1:1 Jesus began. Luke’s gospel contains the record of what Jesus began to do and teach. The implication is that Luke’s supplementary treatise tells what He continued to do and teach through the apostles by the enabling power of His Spirit, whom He sent to indwell and guide them at Pentecost.
1:3 infallible proofs. “Infallible proofs” is one word in the Greek (tekmerion) and occurs only this one time in the New Testament. It emphasizes that the evidences for Christ’s resurrection were not philosophical speculations but certain facts! It is appropriate that the word occurs only once, for no other event of Biblical history has been confirmed more certainly than His bodily resurrection. Not only His ten or more appearances to the disciples, but also the otherwise inexplicable evidence of the empty tomb, the remarkable change in the disciples, the development and spread of the church as a result of its preaching, the change to worship on the first day of the week, the age-long observance of Easter and the Lord’s supper, all in addition to the testimonies of the writers of the New Testament, as led and empowered by the Holy Spirit.

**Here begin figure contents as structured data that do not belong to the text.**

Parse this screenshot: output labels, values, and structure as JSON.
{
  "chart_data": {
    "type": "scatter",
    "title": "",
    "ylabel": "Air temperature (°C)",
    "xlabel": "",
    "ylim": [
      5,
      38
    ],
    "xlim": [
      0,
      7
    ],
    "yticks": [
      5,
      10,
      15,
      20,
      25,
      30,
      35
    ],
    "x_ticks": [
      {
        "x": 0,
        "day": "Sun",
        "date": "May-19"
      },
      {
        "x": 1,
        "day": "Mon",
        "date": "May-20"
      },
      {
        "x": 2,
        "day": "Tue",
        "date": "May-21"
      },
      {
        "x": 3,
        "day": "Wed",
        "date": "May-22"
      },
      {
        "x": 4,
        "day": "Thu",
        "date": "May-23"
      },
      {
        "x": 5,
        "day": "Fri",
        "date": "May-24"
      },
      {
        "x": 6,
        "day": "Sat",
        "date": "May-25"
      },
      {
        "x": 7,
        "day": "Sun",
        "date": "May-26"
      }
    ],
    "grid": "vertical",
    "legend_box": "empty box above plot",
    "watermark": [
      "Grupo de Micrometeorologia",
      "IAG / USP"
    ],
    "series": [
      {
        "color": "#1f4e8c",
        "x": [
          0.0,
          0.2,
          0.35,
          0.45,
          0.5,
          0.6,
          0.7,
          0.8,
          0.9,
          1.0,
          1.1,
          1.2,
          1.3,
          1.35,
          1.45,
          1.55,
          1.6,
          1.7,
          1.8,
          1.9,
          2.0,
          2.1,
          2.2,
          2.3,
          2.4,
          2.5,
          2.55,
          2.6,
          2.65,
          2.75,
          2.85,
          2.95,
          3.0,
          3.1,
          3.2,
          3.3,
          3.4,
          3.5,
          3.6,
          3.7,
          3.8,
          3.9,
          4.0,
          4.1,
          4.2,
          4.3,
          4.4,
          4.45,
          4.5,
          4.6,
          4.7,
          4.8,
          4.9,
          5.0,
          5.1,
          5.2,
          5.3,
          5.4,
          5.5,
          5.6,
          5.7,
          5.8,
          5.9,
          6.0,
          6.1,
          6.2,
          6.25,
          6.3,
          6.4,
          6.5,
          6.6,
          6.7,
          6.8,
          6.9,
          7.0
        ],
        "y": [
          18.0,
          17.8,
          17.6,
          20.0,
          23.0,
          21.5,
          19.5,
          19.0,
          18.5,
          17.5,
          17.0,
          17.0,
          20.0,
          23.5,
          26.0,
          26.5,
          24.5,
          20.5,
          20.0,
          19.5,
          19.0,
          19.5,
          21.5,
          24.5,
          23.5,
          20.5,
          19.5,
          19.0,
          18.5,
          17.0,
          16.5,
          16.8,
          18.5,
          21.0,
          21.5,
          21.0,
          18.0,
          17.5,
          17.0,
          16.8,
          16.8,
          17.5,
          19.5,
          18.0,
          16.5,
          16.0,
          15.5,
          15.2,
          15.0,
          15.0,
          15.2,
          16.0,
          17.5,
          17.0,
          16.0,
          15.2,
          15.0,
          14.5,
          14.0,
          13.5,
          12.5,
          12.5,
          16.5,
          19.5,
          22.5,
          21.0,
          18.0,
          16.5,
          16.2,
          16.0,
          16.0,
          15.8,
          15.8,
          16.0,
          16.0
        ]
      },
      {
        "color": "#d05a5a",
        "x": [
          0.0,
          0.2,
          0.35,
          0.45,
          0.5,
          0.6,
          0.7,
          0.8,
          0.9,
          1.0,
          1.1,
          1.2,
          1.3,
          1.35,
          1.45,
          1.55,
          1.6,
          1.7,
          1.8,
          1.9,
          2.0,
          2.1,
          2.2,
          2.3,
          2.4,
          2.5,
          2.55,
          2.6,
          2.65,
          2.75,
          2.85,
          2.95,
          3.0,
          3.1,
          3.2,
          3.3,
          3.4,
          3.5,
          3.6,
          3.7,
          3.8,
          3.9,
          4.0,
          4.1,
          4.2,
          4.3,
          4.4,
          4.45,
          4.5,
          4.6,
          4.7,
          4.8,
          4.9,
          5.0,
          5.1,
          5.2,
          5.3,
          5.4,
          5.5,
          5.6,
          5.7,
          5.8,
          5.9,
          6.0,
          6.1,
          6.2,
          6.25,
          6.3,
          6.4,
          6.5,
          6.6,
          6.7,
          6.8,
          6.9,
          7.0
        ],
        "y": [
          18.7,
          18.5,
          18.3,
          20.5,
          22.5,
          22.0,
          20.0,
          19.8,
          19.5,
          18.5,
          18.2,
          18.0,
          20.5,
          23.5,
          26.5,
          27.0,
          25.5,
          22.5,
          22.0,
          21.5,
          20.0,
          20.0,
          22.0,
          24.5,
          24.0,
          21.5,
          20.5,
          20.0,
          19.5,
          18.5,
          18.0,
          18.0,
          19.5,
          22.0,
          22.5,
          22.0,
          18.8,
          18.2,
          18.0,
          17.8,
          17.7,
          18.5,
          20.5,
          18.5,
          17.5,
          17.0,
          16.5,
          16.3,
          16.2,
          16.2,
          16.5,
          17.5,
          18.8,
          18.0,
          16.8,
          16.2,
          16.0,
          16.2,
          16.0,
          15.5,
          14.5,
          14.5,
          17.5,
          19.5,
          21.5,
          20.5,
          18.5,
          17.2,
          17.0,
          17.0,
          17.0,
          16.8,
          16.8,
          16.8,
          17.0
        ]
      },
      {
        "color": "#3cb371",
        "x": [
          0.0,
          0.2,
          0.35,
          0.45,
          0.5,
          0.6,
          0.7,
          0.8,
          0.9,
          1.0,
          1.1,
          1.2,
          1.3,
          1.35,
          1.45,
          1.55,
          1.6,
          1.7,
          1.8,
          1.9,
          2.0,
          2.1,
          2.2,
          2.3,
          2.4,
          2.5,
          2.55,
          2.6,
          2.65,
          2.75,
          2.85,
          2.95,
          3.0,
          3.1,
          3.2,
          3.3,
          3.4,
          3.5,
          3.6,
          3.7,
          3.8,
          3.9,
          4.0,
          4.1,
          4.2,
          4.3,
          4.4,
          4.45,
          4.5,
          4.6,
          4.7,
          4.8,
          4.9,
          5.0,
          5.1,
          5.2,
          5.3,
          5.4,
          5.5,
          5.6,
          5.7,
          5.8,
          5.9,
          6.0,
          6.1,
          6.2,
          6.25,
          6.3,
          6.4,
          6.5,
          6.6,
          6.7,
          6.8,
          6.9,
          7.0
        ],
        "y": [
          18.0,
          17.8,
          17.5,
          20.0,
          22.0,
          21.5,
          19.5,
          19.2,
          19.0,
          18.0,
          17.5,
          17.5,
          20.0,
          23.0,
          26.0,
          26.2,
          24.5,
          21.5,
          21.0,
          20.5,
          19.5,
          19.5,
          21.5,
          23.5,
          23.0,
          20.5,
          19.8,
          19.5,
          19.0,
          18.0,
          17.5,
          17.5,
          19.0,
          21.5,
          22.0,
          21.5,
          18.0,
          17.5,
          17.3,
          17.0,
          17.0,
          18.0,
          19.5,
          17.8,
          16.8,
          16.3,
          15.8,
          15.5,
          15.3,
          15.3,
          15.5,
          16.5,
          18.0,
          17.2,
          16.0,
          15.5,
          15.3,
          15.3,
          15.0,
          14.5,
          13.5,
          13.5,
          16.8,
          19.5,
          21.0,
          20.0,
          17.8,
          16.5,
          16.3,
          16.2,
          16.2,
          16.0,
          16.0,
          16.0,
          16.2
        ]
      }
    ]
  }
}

These all combine to make it certain that Christ died for our sins and rose again for our justification.
1:3 forty days. As Jesus was victorious over His forty-day temptation by Satan (Luke 4:2), so He witnessed to His disciples for forty days of His greater victory over Satan through His death and resurrection (Hebrews 2:14-15).

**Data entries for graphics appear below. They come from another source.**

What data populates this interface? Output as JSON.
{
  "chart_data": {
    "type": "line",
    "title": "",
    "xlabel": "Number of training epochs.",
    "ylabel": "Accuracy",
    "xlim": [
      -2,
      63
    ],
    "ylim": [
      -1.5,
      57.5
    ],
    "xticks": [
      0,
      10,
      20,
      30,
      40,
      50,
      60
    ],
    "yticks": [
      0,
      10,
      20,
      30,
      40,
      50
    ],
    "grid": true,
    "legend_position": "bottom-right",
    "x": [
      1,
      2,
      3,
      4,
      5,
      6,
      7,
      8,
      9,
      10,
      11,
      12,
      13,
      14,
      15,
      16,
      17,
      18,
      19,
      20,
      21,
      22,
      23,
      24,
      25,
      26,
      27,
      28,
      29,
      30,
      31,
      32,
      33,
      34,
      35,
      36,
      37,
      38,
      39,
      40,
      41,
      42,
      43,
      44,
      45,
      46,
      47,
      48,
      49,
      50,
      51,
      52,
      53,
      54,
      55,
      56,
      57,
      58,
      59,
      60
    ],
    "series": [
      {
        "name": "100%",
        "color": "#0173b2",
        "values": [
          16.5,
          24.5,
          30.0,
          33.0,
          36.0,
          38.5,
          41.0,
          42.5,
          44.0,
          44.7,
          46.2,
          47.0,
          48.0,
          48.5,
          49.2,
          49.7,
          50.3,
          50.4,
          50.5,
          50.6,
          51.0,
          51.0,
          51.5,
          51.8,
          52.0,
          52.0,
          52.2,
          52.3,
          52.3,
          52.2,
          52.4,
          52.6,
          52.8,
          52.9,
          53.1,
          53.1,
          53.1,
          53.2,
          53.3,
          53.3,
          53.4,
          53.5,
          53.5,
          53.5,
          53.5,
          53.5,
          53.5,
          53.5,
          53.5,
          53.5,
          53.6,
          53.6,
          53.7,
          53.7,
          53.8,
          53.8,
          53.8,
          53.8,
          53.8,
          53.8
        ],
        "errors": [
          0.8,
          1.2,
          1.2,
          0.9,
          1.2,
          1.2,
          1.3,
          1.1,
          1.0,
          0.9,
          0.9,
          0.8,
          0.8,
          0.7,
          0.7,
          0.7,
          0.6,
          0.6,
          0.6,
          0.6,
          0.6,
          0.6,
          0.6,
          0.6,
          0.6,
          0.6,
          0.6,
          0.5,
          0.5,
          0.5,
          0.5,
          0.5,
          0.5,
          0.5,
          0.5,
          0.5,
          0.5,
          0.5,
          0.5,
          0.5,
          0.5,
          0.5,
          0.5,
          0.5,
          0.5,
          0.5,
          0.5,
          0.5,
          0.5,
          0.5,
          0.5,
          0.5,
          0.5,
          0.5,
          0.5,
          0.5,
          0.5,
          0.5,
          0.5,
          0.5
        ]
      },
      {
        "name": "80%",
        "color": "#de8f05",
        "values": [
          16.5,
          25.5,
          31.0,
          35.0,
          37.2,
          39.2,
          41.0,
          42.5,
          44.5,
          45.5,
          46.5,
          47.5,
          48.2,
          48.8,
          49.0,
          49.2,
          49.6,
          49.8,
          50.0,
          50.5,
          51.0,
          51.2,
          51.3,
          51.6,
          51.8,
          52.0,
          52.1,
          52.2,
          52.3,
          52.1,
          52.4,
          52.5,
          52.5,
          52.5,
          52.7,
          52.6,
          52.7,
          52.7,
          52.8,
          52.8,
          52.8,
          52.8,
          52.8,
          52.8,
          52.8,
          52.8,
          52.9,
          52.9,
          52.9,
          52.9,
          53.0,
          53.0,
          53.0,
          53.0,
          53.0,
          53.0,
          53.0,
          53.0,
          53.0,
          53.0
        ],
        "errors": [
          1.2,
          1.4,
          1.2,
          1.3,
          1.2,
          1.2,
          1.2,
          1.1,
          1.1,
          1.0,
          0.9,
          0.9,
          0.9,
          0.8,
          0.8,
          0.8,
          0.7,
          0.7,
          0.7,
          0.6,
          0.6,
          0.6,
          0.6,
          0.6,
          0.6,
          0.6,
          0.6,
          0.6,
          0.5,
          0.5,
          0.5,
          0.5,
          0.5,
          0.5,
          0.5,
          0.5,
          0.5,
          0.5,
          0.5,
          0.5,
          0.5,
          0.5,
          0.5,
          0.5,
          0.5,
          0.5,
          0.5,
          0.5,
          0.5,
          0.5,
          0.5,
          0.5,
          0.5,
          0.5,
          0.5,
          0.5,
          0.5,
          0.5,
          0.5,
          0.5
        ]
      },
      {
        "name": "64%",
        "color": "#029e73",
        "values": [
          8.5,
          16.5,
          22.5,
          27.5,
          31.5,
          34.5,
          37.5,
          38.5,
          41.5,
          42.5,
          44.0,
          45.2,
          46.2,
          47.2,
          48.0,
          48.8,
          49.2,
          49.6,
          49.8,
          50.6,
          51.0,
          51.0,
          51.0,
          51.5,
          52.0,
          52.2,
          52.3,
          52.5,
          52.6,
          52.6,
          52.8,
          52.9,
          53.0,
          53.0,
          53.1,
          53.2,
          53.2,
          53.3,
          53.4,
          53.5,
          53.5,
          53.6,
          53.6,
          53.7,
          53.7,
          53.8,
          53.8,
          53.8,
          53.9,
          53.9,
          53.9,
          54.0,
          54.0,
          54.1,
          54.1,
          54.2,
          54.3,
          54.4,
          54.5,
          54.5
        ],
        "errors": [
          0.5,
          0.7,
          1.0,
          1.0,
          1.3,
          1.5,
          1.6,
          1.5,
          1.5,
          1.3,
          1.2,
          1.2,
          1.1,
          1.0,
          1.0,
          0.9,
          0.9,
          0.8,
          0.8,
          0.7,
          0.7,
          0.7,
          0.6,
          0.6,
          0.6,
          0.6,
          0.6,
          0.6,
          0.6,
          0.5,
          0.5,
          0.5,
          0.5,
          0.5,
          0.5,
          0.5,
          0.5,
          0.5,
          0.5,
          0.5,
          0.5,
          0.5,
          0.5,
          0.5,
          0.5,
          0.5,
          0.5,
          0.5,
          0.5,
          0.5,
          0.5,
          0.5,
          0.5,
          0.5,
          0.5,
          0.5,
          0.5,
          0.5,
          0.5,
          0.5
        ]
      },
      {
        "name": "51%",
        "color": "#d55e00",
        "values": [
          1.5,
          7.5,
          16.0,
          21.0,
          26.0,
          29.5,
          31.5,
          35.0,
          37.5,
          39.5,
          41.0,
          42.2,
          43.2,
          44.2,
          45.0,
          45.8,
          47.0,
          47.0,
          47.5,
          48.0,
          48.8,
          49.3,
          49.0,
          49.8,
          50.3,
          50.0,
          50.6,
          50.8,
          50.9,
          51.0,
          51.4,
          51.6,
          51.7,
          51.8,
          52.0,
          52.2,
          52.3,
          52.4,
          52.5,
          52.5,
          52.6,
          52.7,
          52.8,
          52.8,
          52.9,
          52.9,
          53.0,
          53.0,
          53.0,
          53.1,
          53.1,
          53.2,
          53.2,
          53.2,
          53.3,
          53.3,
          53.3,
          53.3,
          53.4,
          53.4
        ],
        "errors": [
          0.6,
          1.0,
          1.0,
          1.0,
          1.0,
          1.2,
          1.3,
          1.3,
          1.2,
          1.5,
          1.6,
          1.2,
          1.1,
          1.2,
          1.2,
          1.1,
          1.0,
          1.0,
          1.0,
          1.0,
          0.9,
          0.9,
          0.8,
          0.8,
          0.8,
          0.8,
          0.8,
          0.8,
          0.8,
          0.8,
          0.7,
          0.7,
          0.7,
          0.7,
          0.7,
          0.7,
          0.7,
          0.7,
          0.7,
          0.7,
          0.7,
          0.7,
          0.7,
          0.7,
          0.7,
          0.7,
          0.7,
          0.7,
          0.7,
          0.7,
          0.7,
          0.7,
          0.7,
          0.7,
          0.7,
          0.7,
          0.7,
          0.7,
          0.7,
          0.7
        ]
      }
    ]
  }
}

1:5 baptized with the Holy Ghost. As John had “immersed” (literal meaning of baptizo) the disciples in water, they were shortly to be immersed in the Holy Spirit, in accordance with John’s prophecy (Mark 1:8) and Christ’s promise (John 14:16-17). He would henceforth immerse all future believers into the spiritual body of Christ (I Corinthians 12:13), to indwell them, guide them and be with them always.

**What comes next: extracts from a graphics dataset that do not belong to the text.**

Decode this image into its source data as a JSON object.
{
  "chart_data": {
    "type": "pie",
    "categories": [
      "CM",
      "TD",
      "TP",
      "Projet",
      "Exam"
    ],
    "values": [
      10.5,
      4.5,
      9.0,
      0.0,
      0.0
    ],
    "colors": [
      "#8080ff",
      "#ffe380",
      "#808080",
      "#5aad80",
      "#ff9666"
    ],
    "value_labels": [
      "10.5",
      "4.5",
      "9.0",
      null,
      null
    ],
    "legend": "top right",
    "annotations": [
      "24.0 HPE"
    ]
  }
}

1:6 at this time. That the Lord will, at some future time, restore the kingdom to Israel, is clear from the fact that He did not correct this idea (often taught in the Old Testament Scriptures) in the disciples’ understanding. Note, for example, the further confirmation of this teaching in Acts 15:13-18. He did, however, indicate they were not to be concerned about the time of this future kingdom. They had other more immediate responsibilities.
1:7 times or the seasons. This admonition is still appropriate today. No human being, no angel—not even Jesus in the limitations of His human incarnation—can know the date of His return to set up His kingdom (e.g., Mark 13:32).
1:8 power. The “power” associated with the coming of the Holy Spirit on a believer is more than just a dynamic preaching style. It will also involve “boldness” and “great grace” (Acts 4:31,33) in witnessing, centered in the wisdom of God rather than the wisdom of men (I Corinthians 2:4-6) and manifestation of “the fruit of the Spirit” in one’s life (see notes on Galatians 5:22-23).
1:8 Samaria. In a sense this also provides an outline of the book of Acts. Acts 1–7 describe the witness in Jerusalem, Acts 8–12 in Judaea and Samaria, Acts 13–28 in the “uttermost parts of the earth;” the account suspended at the point when Paul had reached the distant capital of the Roman Empire. The narrative focuses mainly on the ministries of Peter and Paul, but the others scattered into various other regions (Acts 8:4). Traditions tell of Thomas going to India, for example, and of others preaching in various distant lands. In any case, the principle still stands. The Christian witness is vital both at home and abroad.
1:10 he went up. Jesus “went up” (as Elijah had long ago—II Kings 2:11) in His physical body, ascending into heaven, where He then “sat on the right hand of God” (Mark 16:19). Thus heaven must be a real place in this physical universe created by God, not some ethereal dimension of time and space entered through a black hole or something of the sort.
1:10 two men. These “two men” witnessing the ascension may well have been the same “two men” at the empty tomb, and even the “two witnesses” who will prophesy in the last days (Revelation 11:3). See discussion on Luke 24:4.